Due to gathering restrictions and lockdowns, many in-person financial transactions have turned to the digital realm. Instead of visiting the in-person branch of a bank, customers can manage their accounts from anywhere online.
“We had projected increased adoption of digital over time, increasingly mobile. And we’ve basically seen that double this year,” said Paul Cobban, Chief Transformation Officer of DBS Bank, the largest bank in South East Asia.
Cobban has led transformation at the company for 11 years. Before that, he spent five years as the company’s Chief Data Officer.
Cobban discussed his experience on the mainstage of InnoLead’s Impact event. Zack Gipson, Senior Vice President of Digital Investor Solutions at Charles Schwab, also shared insights.
Takeaways
- The future of banking is in partnerships. During the pandemic, “everybody’s entire digital life has changed,” Cobban said. “It’s entertainment, shopping, even dining with delivery. It’s just changed forever. … The banking of the future is going to be about partnering with those other industries.” According to Cobban, the banking element can be an invisible counterpart to more obvious digital experience in other industries, making the customer experience easy and seamless.
- Efficient digital experiences allow Charles Schwab to serve more people. Prior to the pandemic, some Charles Schwab advisors would visit clients in their homes. However, online connection has increased the number of people one financial advisor can serve. “[Before,] you’re looking at three to four meetings, depending upon the city area,” Gipson said. “But now…our advisors are able to see eight to 10 clients a day.”
- Purpose, passion, and people make transformation happen. According to Gipson, successful transformation has a clear focus, often focused on serving clients better. That purpose “lights a fire” that ignites people’s passion and “brings everyone into innovation.”
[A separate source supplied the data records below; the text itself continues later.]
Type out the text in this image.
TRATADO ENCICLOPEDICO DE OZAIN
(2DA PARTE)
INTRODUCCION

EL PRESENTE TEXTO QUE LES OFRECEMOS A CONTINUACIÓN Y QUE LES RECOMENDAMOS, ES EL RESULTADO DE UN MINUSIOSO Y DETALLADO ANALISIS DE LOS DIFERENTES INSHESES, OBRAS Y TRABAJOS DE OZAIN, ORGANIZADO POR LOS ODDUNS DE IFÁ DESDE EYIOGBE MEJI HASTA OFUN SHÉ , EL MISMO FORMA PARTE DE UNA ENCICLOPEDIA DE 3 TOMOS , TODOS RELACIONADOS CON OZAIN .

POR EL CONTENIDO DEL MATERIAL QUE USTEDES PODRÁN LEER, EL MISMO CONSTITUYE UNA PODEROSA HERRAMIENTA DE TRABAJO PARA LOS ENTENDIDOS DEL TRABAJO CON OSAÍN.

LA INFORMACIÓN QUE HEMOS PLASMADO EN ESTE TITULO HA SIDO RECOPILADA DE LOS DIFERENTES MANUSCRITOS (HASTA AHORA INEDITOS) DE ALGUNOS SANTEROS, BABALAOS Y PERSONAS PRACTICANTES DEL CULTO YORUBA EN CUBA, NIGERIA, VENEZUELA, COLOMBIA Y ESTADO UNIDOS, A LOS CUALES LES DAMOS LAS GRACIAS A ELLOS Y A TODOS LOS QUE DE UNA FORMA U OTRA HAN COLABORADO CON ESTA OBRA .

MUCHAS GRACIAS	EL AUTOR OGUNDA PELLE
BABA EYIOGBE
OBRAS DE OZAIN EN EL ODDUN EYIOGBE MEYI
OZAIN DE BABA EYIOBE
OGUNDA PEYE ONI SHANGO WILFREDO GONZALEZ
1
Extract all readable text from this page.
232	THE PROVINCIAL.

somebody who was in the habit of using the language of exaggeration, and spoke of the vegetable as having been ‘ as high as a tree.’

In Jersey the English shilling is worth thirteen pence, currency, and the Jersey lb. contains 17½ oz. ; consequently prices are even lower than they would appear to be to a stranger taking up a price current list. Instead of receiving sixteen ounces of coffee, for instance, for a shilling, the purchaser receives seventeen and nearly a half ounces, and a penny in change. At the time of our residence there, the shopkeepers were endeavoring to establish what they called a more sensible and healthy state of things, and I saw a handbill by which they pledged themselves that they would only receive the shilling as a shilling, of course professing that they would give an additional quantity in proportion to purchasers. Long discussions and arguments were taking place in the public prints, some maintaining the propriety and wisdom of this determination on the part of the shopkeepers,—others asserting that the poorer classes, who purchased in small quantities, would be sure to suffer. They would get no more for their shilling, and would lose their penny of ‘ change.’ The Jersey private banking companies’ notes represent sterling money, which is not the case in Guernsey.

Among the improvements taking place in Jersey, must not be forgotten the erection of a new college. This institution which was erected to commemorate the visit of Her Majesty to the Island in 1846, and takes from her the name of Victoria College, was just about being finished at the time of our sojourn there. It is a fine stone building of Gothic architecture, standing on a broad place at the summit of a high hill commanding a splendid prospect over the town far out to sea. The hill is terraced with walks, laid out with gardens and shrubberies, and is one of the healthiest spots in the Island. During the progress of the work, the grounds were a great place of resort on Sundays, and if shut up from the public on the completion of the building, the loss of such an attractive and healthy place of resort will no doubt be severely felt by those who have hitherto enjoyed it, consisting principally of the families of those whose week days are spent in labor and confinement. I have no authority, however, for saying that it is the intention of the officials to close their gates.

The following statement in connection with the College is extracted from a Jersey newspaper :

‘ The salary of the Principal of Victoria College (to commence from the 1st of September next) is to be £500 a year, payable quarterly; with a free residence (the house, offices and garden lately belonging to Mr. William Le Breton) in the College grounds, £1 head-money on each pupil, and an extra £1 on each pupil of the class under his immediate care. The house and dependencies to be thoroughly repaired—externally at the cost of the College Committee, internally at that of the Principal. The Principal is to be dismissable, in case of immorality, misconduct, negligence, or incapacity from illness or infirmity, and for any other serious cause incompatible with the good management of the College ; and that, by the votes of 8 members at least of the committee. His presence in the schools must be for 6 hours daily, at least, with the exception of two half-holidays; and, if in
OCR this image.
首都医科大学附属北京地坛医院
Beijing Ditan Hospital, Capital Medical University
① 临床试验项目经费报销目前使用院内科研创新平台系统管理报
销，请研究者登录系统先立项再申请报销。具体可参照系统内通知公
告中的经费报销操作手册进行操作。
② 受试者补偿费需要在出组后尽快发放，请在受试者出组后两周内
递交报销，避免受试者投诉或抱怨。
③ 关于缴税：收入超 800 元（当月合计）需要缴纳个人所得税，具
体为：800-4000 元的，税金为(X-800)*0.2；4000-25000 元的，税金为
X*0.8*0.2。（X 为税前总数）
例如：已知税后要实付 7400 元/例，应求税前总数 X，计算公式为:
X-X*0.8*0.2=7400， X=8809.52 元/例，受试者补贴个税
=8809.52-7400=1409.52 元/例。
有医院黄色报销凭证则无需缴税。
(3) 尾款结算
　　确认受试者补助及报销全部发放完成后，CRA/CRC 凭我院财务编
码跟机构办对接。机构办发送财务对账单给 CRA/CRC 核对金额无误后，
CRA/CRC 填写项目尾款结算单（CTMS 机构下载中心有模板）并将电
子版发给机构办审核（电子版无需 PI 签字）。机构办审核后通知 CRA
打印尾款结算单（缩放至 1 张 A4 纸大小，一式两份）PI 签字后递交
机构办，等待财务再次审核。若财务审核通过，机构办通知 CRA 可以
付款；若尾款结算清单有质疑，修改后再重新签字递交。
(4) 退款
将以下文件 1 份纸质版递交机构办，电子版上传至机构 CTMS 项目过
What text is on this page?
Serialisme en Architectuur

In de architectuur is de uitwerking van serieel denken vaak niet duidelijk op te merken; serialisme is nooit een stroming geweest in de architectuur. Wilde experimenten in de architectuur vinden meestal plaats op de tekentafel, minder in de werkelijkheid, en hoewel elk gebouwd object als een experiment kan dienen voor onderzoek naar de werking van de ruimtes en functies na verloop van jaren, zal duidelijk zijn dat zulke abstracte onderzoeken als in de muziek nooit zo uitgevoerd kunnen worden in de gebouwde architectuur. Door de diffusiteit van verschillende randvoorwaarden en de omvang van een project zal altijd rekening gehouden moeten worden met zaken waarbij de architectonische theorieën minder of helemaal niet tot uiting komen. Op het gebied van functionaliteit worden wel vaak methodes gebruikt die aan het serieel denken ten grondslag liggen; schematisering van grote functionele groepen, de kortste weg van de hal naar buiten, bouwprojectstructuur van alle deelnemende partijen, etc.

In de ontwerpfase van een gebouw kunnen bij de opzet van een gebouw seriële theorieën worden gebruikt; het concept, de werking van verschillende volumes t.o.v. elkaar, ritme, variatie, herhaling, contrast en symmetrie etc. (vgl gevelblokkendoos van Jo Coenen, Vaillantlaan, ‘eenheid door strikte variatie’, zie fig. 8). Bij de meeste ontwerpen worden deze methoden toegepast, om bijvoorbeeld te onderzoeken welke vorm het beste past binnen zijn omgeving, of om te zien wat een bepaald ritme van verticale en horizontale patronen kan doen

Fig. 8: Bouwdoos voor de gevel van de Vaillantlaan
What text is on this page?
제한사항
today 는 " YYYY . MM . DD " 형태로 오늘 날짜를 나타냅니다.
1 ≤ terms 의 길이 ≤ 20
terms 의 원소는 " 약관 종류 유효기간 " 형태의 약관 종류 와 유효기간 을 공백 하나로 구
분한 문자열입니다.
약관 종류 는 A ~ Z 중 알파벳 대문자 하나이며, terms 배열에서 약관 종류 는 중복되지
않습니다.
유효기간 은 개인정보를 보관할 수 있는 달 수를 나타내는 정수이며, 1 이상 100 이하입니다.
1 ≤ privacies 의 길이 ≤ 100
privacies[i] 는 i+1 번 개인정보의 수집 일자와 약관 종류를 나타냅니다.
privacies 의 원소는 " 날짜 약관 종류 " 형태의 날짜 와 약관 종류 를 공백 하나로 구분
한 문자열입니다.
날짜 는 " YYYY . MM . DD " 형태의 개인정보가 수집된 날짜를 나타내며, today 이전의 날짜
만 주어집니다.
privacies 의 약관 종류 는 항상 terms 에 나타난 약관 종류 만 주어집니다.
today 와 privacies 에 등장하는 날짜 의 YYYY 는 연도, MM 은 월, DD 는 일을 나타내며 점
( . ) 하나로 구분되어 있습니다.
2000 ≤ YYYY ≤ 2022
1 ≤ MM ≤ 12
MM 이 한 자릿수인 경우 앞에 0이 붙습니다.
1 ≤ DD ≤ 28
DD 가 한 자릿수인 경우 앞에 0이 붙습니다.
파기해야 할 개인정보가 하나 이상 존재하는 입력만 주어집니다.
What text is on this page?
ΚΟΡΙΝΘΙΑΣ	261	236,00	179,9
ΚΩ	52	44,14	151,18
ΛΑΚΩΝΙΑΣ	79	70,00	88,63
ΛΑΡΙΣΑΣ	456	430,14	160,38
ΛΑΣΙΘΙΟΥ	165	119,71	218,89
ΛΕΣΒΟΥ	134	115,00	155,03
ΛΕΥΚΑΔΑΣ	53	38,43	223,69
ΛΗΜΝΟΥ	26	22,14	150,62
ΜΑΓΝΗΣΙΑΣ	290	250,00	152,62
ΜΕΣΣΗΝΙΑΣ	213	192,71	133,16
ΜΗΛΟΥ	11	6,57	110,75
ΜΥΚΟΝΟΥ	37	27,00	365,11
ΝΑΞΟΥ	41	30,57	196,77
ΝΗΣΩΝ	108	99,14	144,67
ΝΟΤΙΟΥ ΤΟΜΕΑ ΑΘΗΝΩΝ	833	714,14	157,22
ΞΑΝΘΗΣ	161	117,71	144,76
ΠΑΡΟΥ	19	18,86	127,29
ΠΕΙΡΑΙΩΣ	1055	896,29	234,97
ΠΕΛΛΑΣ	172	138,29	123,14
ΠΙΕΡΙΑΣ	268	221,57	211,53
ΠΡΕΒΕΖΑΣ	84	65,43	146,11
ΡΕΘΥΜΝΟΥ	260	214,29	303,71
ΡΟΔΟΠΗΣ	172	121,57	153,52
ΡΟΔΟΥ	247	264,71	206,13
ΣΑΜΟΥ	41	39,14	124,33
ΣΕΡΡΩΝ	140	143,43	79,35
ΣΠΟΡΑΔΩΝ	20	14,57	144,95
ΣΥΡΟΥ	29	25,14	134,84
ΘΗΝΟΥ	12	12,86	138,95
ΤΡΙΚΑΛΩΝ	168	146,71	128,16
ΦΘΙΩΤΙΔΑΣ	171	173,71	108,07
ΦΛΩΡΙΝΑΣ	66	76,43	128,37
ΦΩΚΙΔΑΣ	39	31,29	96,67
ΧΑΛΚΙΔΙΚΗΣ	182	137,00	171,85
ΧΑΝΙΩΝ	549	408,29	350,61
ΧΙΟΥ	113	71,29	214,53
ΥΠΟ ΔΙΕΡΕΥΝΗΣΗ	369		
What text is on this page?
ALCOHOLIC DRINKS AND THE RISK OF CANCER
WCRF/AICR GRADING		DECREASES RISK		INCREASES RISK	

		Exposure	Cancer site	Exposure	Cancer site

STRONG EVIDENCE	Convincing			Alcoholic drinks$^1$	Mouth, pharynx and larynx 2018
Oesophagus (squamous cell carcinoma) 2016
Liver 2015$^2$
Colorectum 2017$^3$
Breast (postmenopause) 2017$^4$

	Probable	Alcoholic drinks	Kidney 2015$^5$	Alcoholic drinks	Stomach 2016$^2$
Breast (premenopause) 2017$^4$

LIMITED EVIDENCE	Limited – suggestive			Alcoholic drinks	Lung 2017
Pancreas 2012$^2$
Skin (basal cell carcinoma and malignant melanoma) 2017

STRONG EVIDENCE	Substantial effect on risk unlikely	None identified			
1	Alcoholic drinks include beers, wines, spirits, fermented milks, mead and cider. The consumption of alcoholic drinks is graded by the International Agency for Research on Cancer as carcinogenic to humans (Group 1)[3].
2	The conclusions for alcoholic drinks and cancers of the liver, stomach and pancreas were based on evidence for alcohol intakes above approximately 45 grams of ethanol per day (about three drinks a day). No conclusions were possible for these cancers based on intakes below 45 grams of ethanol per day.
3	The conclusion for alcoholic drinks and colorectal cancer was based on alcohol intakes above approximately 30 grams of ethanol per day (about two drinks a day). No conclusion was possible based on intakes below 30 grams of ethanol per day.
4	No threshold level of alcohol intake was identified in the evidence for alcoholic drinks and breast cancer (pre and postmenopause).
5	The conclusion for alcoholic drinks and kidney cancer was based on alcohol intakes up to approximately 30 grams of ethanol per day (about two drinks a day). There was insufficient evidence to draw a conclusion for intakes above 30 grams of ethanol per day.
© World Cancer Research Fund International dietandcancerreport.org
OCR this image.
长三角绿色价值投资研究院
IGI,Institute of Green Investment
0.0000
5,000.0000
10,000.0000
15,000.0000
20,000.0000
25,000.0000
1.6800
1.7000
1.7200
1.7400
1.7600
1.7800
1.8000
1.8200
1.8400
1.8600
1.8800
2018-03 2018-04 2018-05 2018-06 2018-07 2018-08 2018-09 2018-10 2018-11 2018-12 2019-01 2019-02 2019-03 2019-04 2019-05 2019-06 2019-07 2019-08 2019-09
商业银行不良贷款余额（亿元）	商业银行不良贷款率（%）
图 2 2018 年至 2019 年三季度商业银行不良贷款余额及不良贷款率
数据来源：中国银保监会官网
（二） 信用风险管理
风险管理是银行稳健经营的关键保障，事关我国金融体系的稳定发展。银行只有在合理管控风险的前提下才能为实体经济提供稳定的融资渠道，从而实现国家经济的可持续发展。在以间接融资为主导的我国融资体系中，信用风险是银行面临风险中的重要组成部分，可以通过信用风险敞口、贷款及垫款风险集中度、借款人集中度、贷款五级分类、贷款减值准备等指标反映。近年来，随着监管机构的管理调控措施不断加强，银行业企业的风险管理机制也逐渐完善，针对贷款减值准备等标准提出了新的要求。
- Create new rituals to spark employee creativity at home. Cobban’s team at DBS created the “speedy meeting,” where Microsoft Teams meetings are defaulted to 15 minutes to prevent fatigue and encourage spontaneous encounters. He also suggested repurposing online tools teams already have on their devices. “Being a bank, some of the sexier tools…are limited for security reasons,” he explains. “So, we had to have a fairly finite set of tools, but we’d hack them to make Post-It notes on PowerPoint and things like that.”